Revonsuo étudia les rêves avec une perspective évolutive. Il émit l’hypothèse à travers laquelle il élabora sa théorie « Threat simulation theory » (TST) présentée en six propositions, que les rêves sont essentiellement des simulations d’évènements menaçants, permettant de répéter les comportements à adopter contre ce danger et donc d’augmenter la probabilité de se défendre efficacement s’il se produit dans la vie réelle (Revonsuo, 2000a). En ce sens, les rêves confèreraient un avantage évolutif et seraient donc le résultat de la sélection naturelle.

Voyons brièvement les six points élaborés par Revonsuo dans sa théorie : Premièrement, il affirme que le rêve n’est pas aléatoire ou désorganisé mais, qu’au contraire, il constitue une simulation du monde, un peu comme une réalité virtuelle. Deuxièmement, le rêve n’est pas une simulation généralisée du monde mais spécialisée dans la simulation d’évènements menaçants. Troisièmement, seuls les évènements menaçants réels activent pleinement le système de simulation de menaces du rêve. Quatrièmement, les menaces du rêve sont réalistes et constituent donc une répétition efficace à la fois de la perception du danger et des réponses comportementales à adopter pour l’éviter. Cinquièmement, la simulation et la répétition de compétences (dans ce cas la reconnaissance de la menace, l’évitement et la capacité d’adaptation) réalistes en rêve améliore les performances à l’éveil. Enfin, l’environnement originel dans lequel ont vécu les humains est dangereux et rempli de menace, ce qui représentait une pression de sélection pour la population. La simulation

réaliste de ces menaces durant le sommeil aurait donc conféré un avantage adaptatif aux individus bénéficiaires de ces rêves.

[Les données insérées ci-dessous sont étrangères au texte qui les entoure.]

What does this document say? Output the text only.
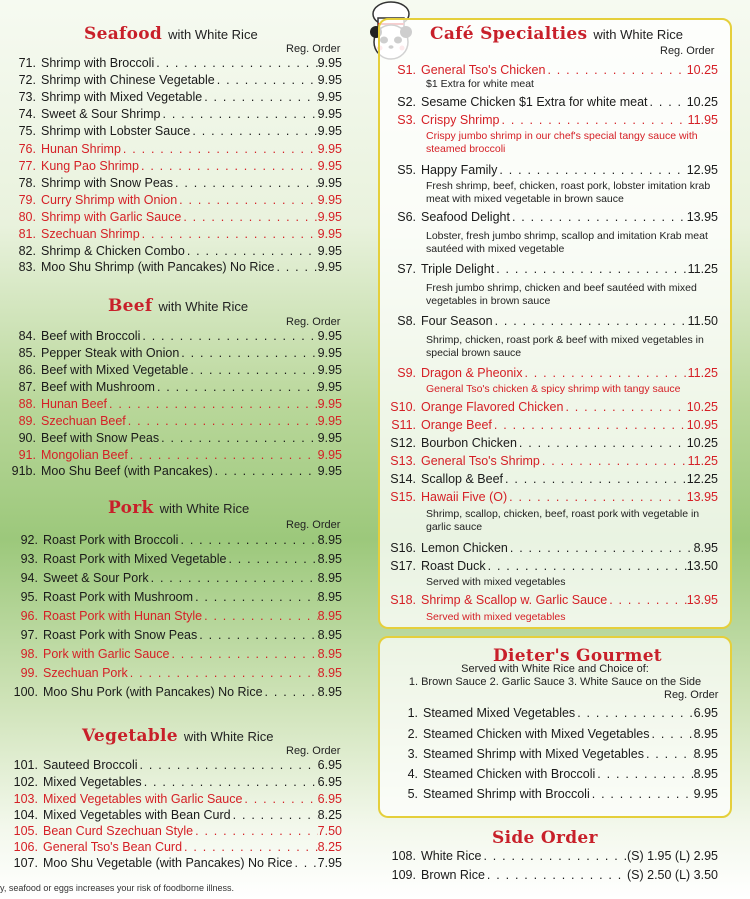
Seafood with White Rice
Reg. Order
71. Shrimp with Broccoli . . .	9.95
72. Shrimp with Chinese Vegetable . . .	9.95
73. Shrimp with Mixed Vegetable . . .	9.95
74. Sweet & Sour Shrimp . . .	9.95
75. Shrimp with Lobster Sauce . . .	9.95
76. Hunan Shrimp . . .	9.95
77. Kung Pao Shrimp . . .	9.95
78. Shrimp with Snow Peas . . .	9.95
79. Curry Shrimp with Onion . . .	9.95
80. Shrimp with Garlic Sauce . . .	9.95
81. Szechuan Shrimp . . .	9.95
82. Shrimp & Chicken Combo . . .	9.95
83. Moo Shu Shrimp (with Pancakes) No Rice . . .	9.95
Beef with White Rice
Reg. Order
84. Beef with Broccoli . . .	9.95
85. Pepper Steak with Onion . . .	9.95
86. Beef with Mixed Vegetable . . .	9.95
87. Beef with Mushroom . . .	9.95
88. Hunan Beef . . .	9.95
89. Szechuan Beef . . .	9.95
90. Beef with Snow Peas . . .	9.95
91. Mongolian Beef . . .	9.95
91b. Moo Shu Beef (with Pancakes) . . .	9.95
Pork with White Rice
Reg. Order
92. Roast Pork with Broccoli . . .	8.95
93. Roast Pork with Mixed Vegetable . . .	8.95
94. Sweet & Sour Pork . . .	8.95
95. Roast Pork with Mushroom . . .	8.95
96. Roast Pork with Hunan Style . . .	8.95
97. Roast Pork with Snow Peas . . .	8.95
98. Pork with Garlic Sauce . . .	8.95
99. Szechuan Pork . . .	8.95
100. Moo Shu Pork (with Pancakes) No Rice . . .	8.95
Vegetable with White Rice
Reg. Order
101. Sauteed Broccoli . . .	6.95
102. Mixed Vegetables . . .	6.95
103. Mixed Vegetables with Garlic Sauce . . .	6.95
104. Mixed Vegetables with Bean Curd . . .	8.25
105. Bean Curd Szechuan Style . . .	7.50
106. General Tso's Bean Curd . . .	8.25
107. Moo Shu Vegetable (with Pancakes) No Rice . . . 7.95
Café Specialties with White Rice
Reg. Order
S1. General Tso's Chicken . . .	10.25
$1 Extra for white meat
S2. Sesame Chicken $1 Extra for white meat . . .	10.25
S3. Crispy Shrimp . . .	11.95
Crispy jumbo shrimp in our chef's special tangy sauce with steamed broccoli
S5. Happy Family . . .	12.95
Fresh shrimp, beef, chicken, roast pork, lobster imitation krab meat with mixed vegetable in brown sauce
S6. Seafood Delight . . .	13.95
Lobster, fresh jumbo shrimp, scallop and imitation Krab meat sautéed with mixed vegetable
S7. Triple Delight . . .	11.25
Fresh jumbo shrimp, chicken and beef sautéed with mixed vegetables in brown sauce
S8. Four Season . . .	11.50
Shrimp, chicken, roast pork & beef with mixed vegetables in special brown sauce
S9. Dragon & Pheonix . . .	11.25
General Tso's chicken & spicy shrimp with tangy sauce
S10. Orange Flavored Chicken . . .	10.25
S11. Orange Beef . . .	10.95
S12. Bourbon Chicken . . .	10.25
S13. General Tso's Shrimp . . .	11.25
S14. Scallop & Beef . . .	12.25
S15. Hawaii Five (O) . . .	13.95
Shrimp, scallop, chicken, beef, roast pork with vegetable in garlic sauce
S16. Lemon Chicken . . .	8.95
S17. Roast Duck . . .	13.50
Served with mixed vegetables
S18. Shrimp & Scallop w. Garlic Sauce . . .	13.95
Served with mixed vegetables
Dieter's Gourmet
Served with White Rice and Choice of:
1. Brown Sauce 2. Garlic Sauce 3. White Sauce on the Side
Reg. Order
1. Steamed Mixed Vegetables . . .	6.95
2. Steamed Chicken with Mixed Vegetables . . .	8.95
3. Steamed Shrimp with Mixed Vegetables . . .	8.95
4. Steamed Chicken with Broccoli . . .	8.95
5. Steamed Shrimp with Broccoli . . .	9.95
Side Order
108. White Rice . . .	(S) 1.95 (L) 2.95
109. Brown Rice . . .	(S) 2.50 (L) 3.50
y, seafood or eggs increases your risk of foodborne illness.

Il mit en place deux échelles pour l’étude du contenu des rêves. La première pour l’analyse du contenu des bizarreries, « Content analysis of bizarreness scale » (Revonsuo and Salmivalli, 1995), qui évalue la mesure dans laquelle les différents types d’éléments de rêves sont affectés par différents types de bizarreries de rêves. Par le terme bizarrerie l’échelle inclue tous les éléments absurdes, incongrus, vagues et discontinus. La deuxième échelle, « Dream threat scale » (Valli and Revonsuo, 2009), fut développée dans le but de tester sa théorie TST en identifiant, classifiant et mesurant la fréquence et la qualité des évènements menaçants dans les rêves.